Like a lot of people, I think a lot about where Irish farming is heading.

I am employed to track the politics of Irish farming and report on them, so it’s my job.

But I also farm, and have been committed to farming since I decided not to fill out a CAO form 39 years ago.

I’m still on the journey that decision led to, and there are a few miles on the road yet. Furthermore, like most farmers, I’m hoping that someone emerges to take over from me when my race is run.

So the long-term future of farming matters hugely to me, it’s not simply a case of survive the next 10 years and cash in my chips.

This is not something that is confined to farming - most family businesses share the aspiration for continuity, whether it’s a shop or pub, an accounting or auctioneering firm, an agricultural merchants or contractors.

Farming has changed in one regard - the rising tide no longer lifts all boats.

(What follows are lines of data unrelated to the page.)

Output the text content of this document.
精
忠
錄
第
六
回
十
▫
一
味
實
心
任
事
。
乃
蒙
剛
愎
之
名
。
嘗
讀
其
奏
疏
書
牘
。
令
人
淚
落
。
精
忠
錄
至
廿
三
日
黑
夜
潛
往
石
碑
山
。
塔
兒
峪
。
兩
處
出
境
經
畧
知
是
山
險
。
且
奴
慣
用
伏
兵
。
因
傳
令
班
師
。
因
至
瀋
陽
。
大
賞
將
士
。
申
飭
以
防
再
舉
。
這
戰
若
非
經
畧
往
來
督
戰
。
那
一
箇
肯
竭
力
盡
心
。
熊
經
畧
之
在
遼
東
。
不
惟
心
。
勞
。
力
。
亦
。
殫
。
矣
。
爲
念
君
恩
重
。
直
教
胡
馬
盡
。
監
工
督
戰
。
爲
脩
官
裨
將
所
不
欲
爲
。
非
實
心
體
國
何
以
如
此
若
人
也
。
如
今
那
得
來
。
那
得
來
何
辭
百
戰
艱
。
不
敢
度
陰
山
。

Specialisation has seen the typical multi-enterprise mixed farm reduced to a minority of dairy-with-beef or mixed drystock or tillage/drystock.

Most farms are predominantly devoted to dairy, cattle, sheep or tillage.

Pigs and poultry, once on every farm, are now the exclusive province of a few hundred large-scale operators.

With specialisation has come divergence. Most farmers once had a foot in a few camps, leading to a degree of common cause across most issues.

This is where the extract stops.